Sunday, November 30, 2014

No Martin Wolf, arrogance and stupidity were (and are) the real sins of bank regulators.

Martin Wolf in his recent book “The shifts and the shocks – What we’ve learned-and have still to learn-from the financial crisis” writes: “Regulators made errors of omission and commission:

Sins of omission are the result of excessively permissive regulations and supervision: they occur when regulators choose to ignore either gross malfeasance or excessive risk taking,

Sins of commission arise when regulators and lawmakers encourage financial institutions to take risks for political reasons.”

And Wolf holds that “Behind all this was the assumption that self-interest would, via Adam Smith’s invisible hand, ensure a stable, dynamic and efficient system… The application of these naïve ideas proved extraordinarily dangerous.

No! Mr. Martin Wolf. 

The first sin was the sin of arrogance by which regulators thought themselves capable to be the risk managers for the world and started to allocate credit risk weights that determined the capital (equity) requirements for banks.
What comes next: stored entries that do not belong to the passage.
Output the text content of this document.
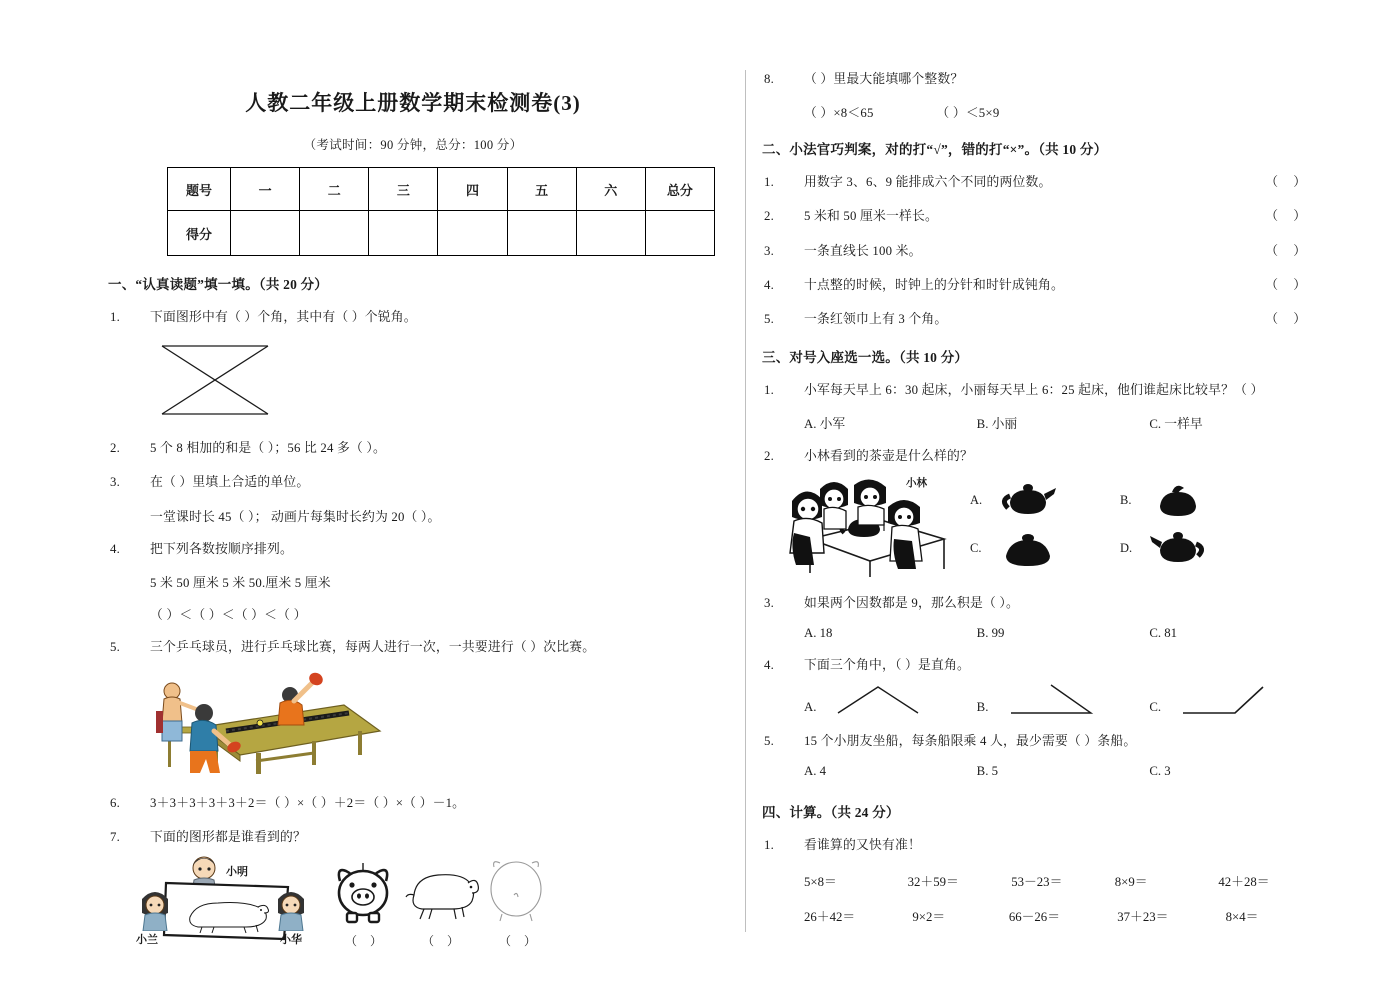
人教二年级上册数学期末检测卷(3)
（考试时间：90 分钟，总分：100 分）
题号	一	二	三	四	五	六	总分
得分							
一、“认真读题”填一填。（共 20 分）
1. 下面图形中有（ ）个角，其中有（ ）个锐角。
2. 5 个 8 相加的和是（ ）；56 比 24 多（ ）。
3. 在（ ）里填上合适的单位。
一堂课时长 45（ ）； 动画片每集时长约为 20（ ）。
4. 把下列各数按顺序排列。
5 米 50 厘米 5 米 50.厘米 5 厘米
（ ）＜（ ）＜（ ）＜（ ）
5. 三个乒乓球员，进行乒乓球比赛，每两人进行一次，一共要进行（ ）次比赛。
6. 3＋3＋3＋3＋3＋2＝（ ）×（ ）＋2＝（ ）×（ ）－1。
7. 下面的图形都是谁看到的？
小明
小兰	小华	（ ）	（ ）	（ ）
8. （ ）里最大能填哪个整数？
（ ）×8＜65	（ ）＜5×9
二、小法官巧判案，对的打“√”，错的打“×”。（共 10 分）
1. 用数字 3、6、9 能排成六个不同的两位数。	（ ）
2. 5 米和 50 厘米一样长。	（ ）
3. 一条直线长 100 米。	（ ）
4. 十点整的时候，时钟上的分针和时针成钝角。	（ ）
5. 一条红领巾上有 3 个角。	（ ）
三、对号入座选一选。（共 10 分）
1. 小军每天早上 6：30 起床，小丽每天早上 6：25 起床，他们谁起床比较早？（ ）
A. 小军	B. 小丽	C. 一样早
2. 小林看到的茶壶是什么样的？
小林
A.	B.
C.	D.
3. 如果两个因数都是 9，那么积是（ ）。
A. 18	B. 99	C. 81
4. 下面三个角中，（ ）是直角。
A.	B.	C.
5. 15 个小朋友坐船，每条船限乘 4 人，最少需要（ ）条船。
A. 4	B. 5	C. 3
四、计算。（共 24 分）
1. 看谁算的又快有准！
5×8＝	32＋59＝	53－23＝	8×9＝	42＋28＝
26＋42＝	9×2＝	66－26＝	37＋23＝	8×4＝
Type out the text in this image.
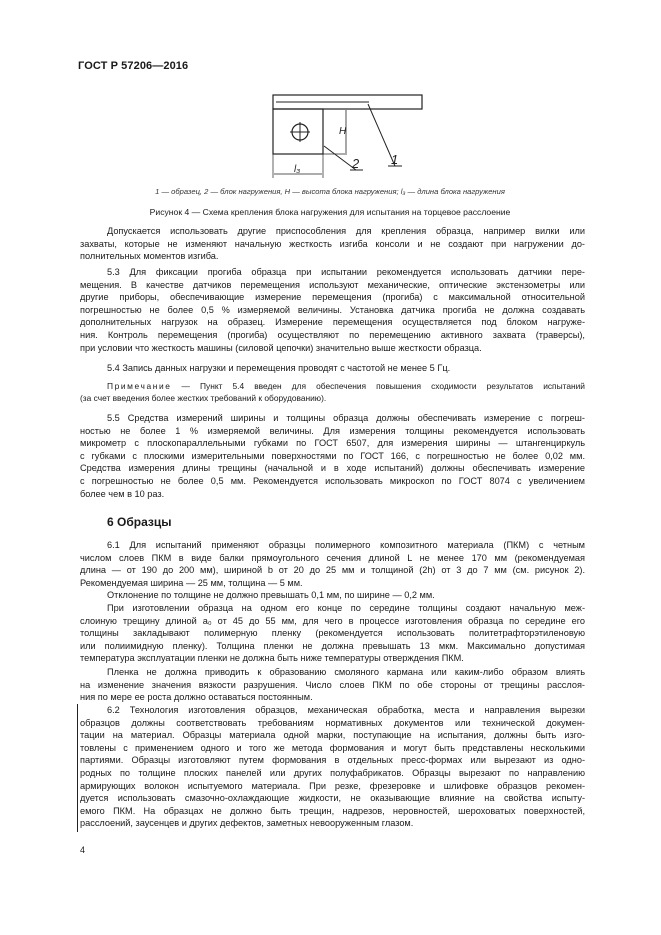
ГОСТ Р 57206—2016
H
l₃
1
2
1 — образец, 2 — блок нагружения, H — высота блока нагружения; l₃ — длина блока нагружения
Рисунок 4 — Схема крепления блока нагружения для испытания на торцевое расслоение
Допускается использовать другие приспособления для крепления образца, например вилки или
захваты, которые не изменяют начальную жесткость изгиба консоли и не создают при нагружении до-
полнительных моментов изгиба.
5.3 Для фиксации прогиба образца при испытании рекомендуется использовать датчики пере-
мещения. В качестве датчиков перемещения используют механические, оптические экстензометры или
другие приборы, обеспечивающие измерение перемещения (прогиба) с максимальной относительной
погрешностью не более 0,5 % измеряемой величины. Установка датчика прогиба не должна создавать
дополнительных нагрузок на образец. Измерение перемещения осуществляется под блоком нагруже-
ния. Контроль перемещения (прогиба) осуществляют по перемещению активного захвата (траверсы),
при условии что жесткость машины (силовой цепочки) значительно выше жесткости образца.
5.4 Запись данных нагрузки и перемещения проводят с частотой не менее 5 Гц.
Примечание — Пункт 5.4 введен для обеспечения повышения сходимости результатов испытаний
(за счет введения более жестких требований к оборудованию).
5.5 Средства измерений ширины и толщины образца должны обеспечивать измерение с погреш-
ностью не более 1 % измеряемой величины. Для измерения толщины рекомендуется использовать
микрометр с плоскопараллельными губками по ГОСТ 6507, для измерения ширины — штангенциркуль
с губками с плоскими измерительными поверхностями по ГОСТ 166, с погрешностью не более 0,02 мм.
Средства измерения длины трещины (начальной и в ходе испытаний) должны обеспечивать измерение
с погрешностью не более 0,5 мм. Рекомендуется использовать микроскоп по ГОСТ 8074 с увеличением
более чем в 10 раз.
6 Образцы
6.1 Для испытаний применяют образцы полимерного композитного материала (ПКМ) с четным
числом слоев ПКМ в виде балки прямоугольного сечения длиной L не менее 170 мм (рекомендуемая
длина — от 190 до 200 мм), шириной b от 20 до 25 мм и толщиной (2h) от 3 до 7 мм (см. рисунок 2).
Рекомендуемая ширина — 25 мм, толщина — 5 мм.
Отклонение по толщине не должно превышать 0,1 мм, по ширине — 0,2 мм.
При изготовлении образца на одном его конце по середине толщины создают начальную меж-
слоиную трещину длиной a₀ от 45 до 55 мм, для чего в процессе изготовления образца по середине его
толщины закладывают полимерную пленку (рекомендуется использовать политетрафторэтиленовую
или полиимидную пленку). Толщина пленки не должна превышать 13 мкм. Максимально допустимая
температура эксплуатации пленки не должна быть ниже температуры отверждения ПКМ.
Пленка не должна приводить к образованию смоляного кармана или каким-либо образом влиять
на изменение значения вязкости разрушения. Число слоев ПКМ по обе стороны от трещины расслоя-
ния по мере ее роста должно оставаться постоянным.
6.2 Технология изготовления образцов, механическая обработка, места и направления вырезки
образцов должны соответствовать требованиям нормативных документов или технической докумен-
тации на материал. Образцы материала одной марки, поступающие на испытания, должны быть изго-
товлены с применением одного и того же метода формования и могут быть представлены несколькими
партиями. Образцы изготовляют путем формования в отдельных пресс-формах или вырезают из одно-
родных по толщине плоских панелей или других полуфабрикатов. Образцы вырезают по направлению
армирующих волокон испытуемого материала. При резке, фрезеровке и шлифовке образцов рекомен-
дуется использовать смазочно-охлаждающие жидкости, не оказывающие влияние на свойства испыту-
емого ПКМ. На образцах не должно быть трещин, надрезов, неровностей, шероховатых поверхностей,
расслоений, заусенцев и других дефектов, заметных невооруженным глазом.
4
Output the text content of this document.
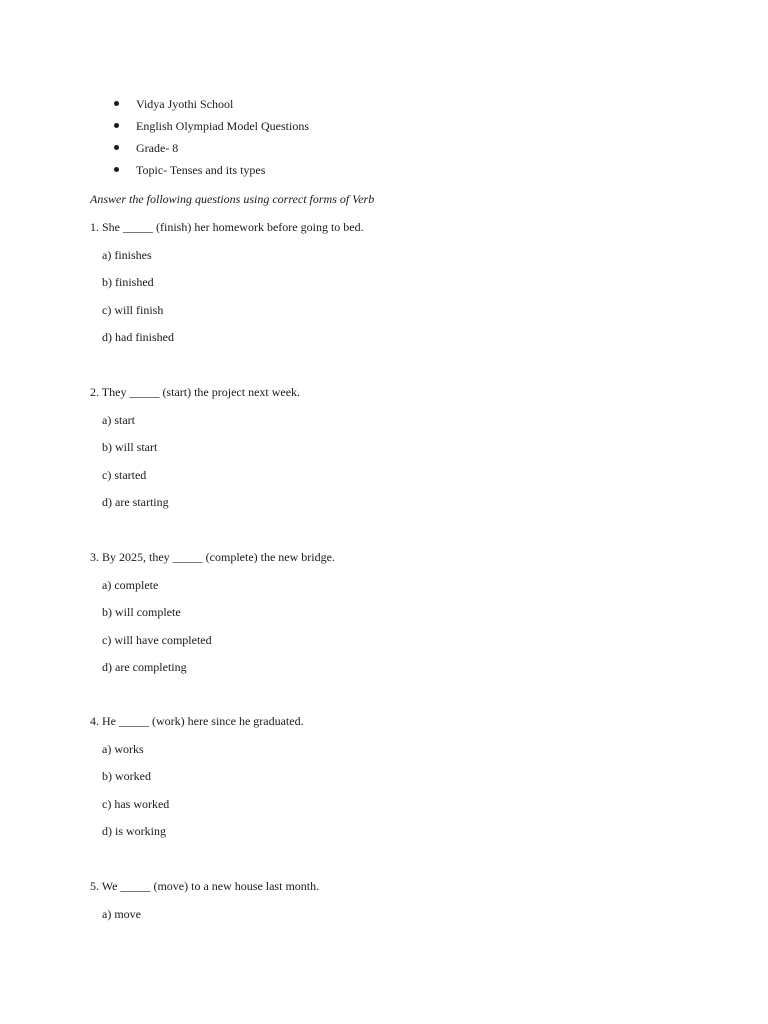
Vidya Jyothi School
English Olympiad Model Questions
Grade- 8
Topic- Tenses and its types
Answer the following questions using correct forms of Verb
1. She _____ (finish) her homework before going to bed.
a) finishes
b) finished
c) will finish
d) had finished
2. They _____ (start) the project next week.
a) start
b) will start
c) started
d) are starting
3. By 2025, they _____ (complete) the new bridge.
a) complete
b) will complete
c) will have completed
d) are completing
4. He _____ (work) here since he graduated.
a) works
b) worked
c) has worked
d) is working
5. We _____ (move) to a new house last month.
a) move
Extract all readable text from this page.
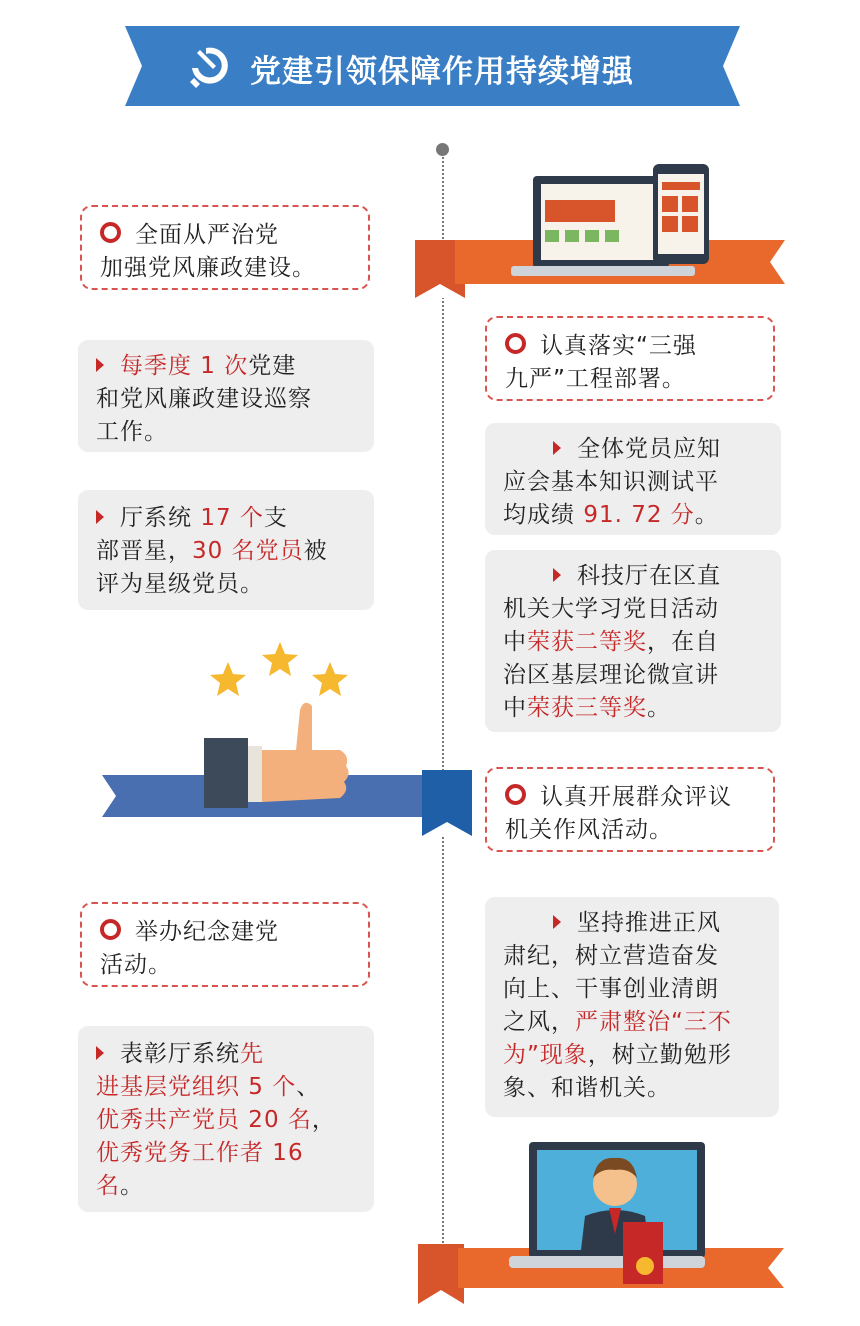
党建引领保障作用持续增强
全面从严治党
加强党风廉政建设。
每季度 1 次党建
和党风廉政建设巡察
工作。
厅系统 17 个支
部晋星，30 名党员被
评为星级党员。
举办纪念建党
活动。
表彰厅系统先
进基层党组织 5 个、
优秀共产党员 20 名，
优秀党务工作者 16
名。
认真落实“三强
九严”工程部署。
全体党员应知
应会基本知识测试平
均成绩 91. 72 分。
科技厅在区直
机关大学习党日活动
中荣获二等奖，在自
治区基层理论微宣讲
中荣获三等奖。
认真开展群众评议
机关作风活动。
坚持推进正风
肃纪，树立营造奋发
向上、干事创业清朗
之风，严肃整治“三不
为”现象，树立勤勉形
象、和谐机关。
And the second sin was stupidity, which took on two major expressions:

The first one not understanding that allowing different capital requirements against different assets would allow banks to earn different risk-adjusted returns on assets, and that had to distort the allocation of bank credit to the real economy.

The second, not being able to understand that the real dangers for the banking system do not loom among what was perceived as “risky”, but always among what is perceived as absolutely safe.

And the saddest part is that now, so many years after the outburst of the crisis, we have a book written by one of the mot influential columnists, which does not even mention these problems.

And it is not like no one has told Martin Wolf about this. For instance in July 2012, he himself writes: “Per Kurowski, a former executive director of the World Bank, reminds me regularly, crises occur when what was thought to be low risk turns out to be very high risk.”

And then there are more than hundred of letters over the years to him on this issue, many of which have been discussed in the interchange of emails.

And NO! Mr Martin Wolf. No one who could interfere in the allocation of bank credit like the regulators did, can be said to sincerely believe in the "invisible hand".

PS. Wolf touches on the fact of the safe being risky, by on page 252 writing: “the disaster came from what banks wrongly thought to be safe.” Yet he clearly does not understand its real meaning as he explains it as: “Risk-weighting is extremely unreliable, because the samples from which the weights are derived are always to small or irrelevant.” 

Apparently Wolf cannot come to grips with the notion that even perfect risk weights, can generate dangerous distortions, both for the economy and for the banks. That is so because if that perceived risk has already been cleared for, and so for to clear it again (now in the capital of banks) makes that perception to become over-considered. What if the risk aversion of one nannie was added to the risk aversion of other nannies? Would the kid ever be let out of his house?